UK records 42,000 cases in one day – highest since peak of second wave
The UK has reported 42,302 new coronavirus cases – the highest number since the peak of the second wave in mid-January.
Another 49 deaths were also recorded within 28 days of a positive test.
The update comes on the day the UK reached its target of fully vaccinating two thirds of adults before England’s remaining lockdown restrictions are lifted next week.
Figures up to July 13 show that of the 81,192,857 jabs given so far, 46,037,090 were first doses, a rise of 59,073 on the previous day.
Some 35,155,767 were second doses, an increase of 158,276.
Dr Yvonne Doyle, medical director of Public Health England, urged people to get a vaccine amid the rapid rise in cases.

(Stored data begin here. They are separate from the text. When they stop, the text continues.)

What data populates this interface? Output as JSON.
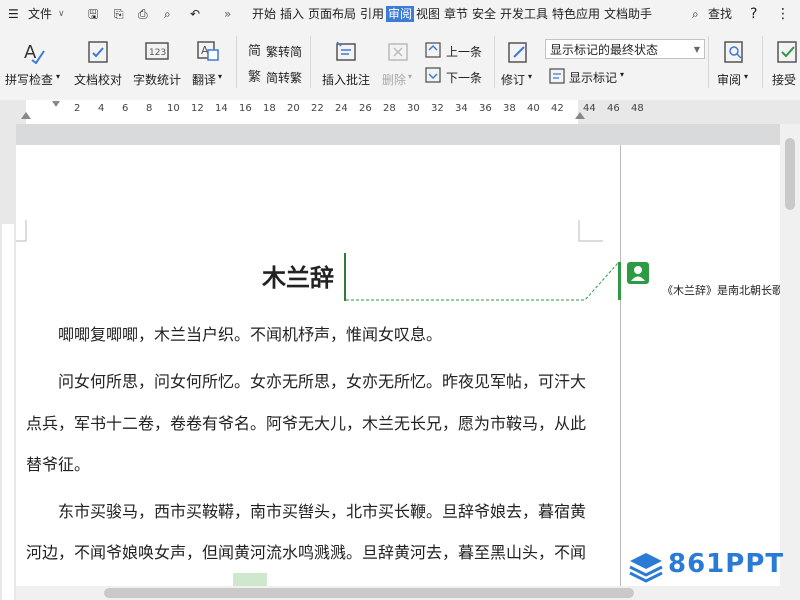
{
  "menubar": {
    "file_label": "文件",
    "tabs": [
      "开始",
      "插入",
      "页面布局",
      "引用",
      "审阅",
      "视图",
      "章节",
      "安全",
      "开发工具",
      "特色应用",
      "文档助手"
    ],
    "active_tab": "审阅",
    "search_label": "查找"
  },
  "ribbon": {
    "spell_check": "拼写检查",
    "doc_proof": "文档校对",
    "word_count": "字数统计",
    "translate": "翻译",
    "trad_to_simp": "繁转简",
    "simp_to_trad": "简转繁",
    "insert_comment": "插入批注",
    "delete": "删除",
    "prev": "上一条",
    "next": "下一条",
    "revise": "修订",
    "display_state": "显示标记的最终状态",
    "show_markup": "显示标记",
    "review": "审阅",
    "accept": "接受"
  },
  "ruler": {
    "numbers": [
      "2",
      "4",
      "6",
      "8",
      "10",
      "12",
      "14",
      "16",
      "18",
      "20",
      "22",
      "24",
      "26",
      "28",
      "30",
      "32",
      "34",
      "36",
      "38",
      "40",
      "42",
      "44",
      "46",
      "48"
    ]
  },
  "document": {
    "title": "木兰辞",
    "lines": [
      "唧唧复唧唧，木兰当户织。不闻机杼声，惟闻女叹息。",
      "问女何所思，问女何所忆。女亦无所思，女亦无所忆。昨夜见军帖，可汗大",
      "点兵，军书十二卷，卷卷有爷名。阿爷无大儿，木兰无长兄，愿为市鞍马，从此",
      "替爷征。",
      "东市买骏马，西市买鞍鞯，南市买辔头，北市买长鞭。旦辞爷娘去，暮宿黄",
      "河边，不闻爷娘唤女声，但闻黄河流水鸣溅溅。旦辞黄河去，暮至黑山头，不闻"
    ]
  },
  "comment": {
    "text": "《木兰辞》是南北朝长歌"
  },
  "watermark": {
    "text": "861PPT"
  },
  "colors": {
    "accent": "#3d7bd6",
    "comment_green": "#2e9a44",
    "logo_blue": "#2a7bd6"
  }
}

She said: ‘Cases are rising rapidly. We knew that as we opened up cases would increase, but thankfully due to the vaccine, deaths and hospital admissions are not rising as fast as cases. If you have not had the vaccine, book your first and second dose as soon as you can.
‘Restrictions are currently still in place, it is important to follow them, and when they lift on Monday there are still steps we can all take to protect ourselves and loved ones such as wearing a mask in enclosed spaces, opening a window if you’re meeting in close contact indoors, and getting tested and staying at home if you have symptoms.
‘The pandemic is not over, and we must all remain vigilant.’
Most remaining legal restrictions in England will be removed on Monday, including limits on contacts and the compulsory wearing of face coverings.
The country’s chief medical officer, Professor Chris Whitty, told a Downing Street briefing this week that an ‘exit wave’ of infections is inevitable.
Health Secretary Sajid Javid told MPs case numbers ‘will get a lot worse before they get better’ – saying daily infections could soar as high as 100,000.
Some 1,200 scientists have urged the government to delay the reopening, writing in The Lancet that the decision to lift restrictions is ‘unethical’ and accusing ministers of pursuing an ‘unscientific’ policy of ‘herd immunity by mass infection’.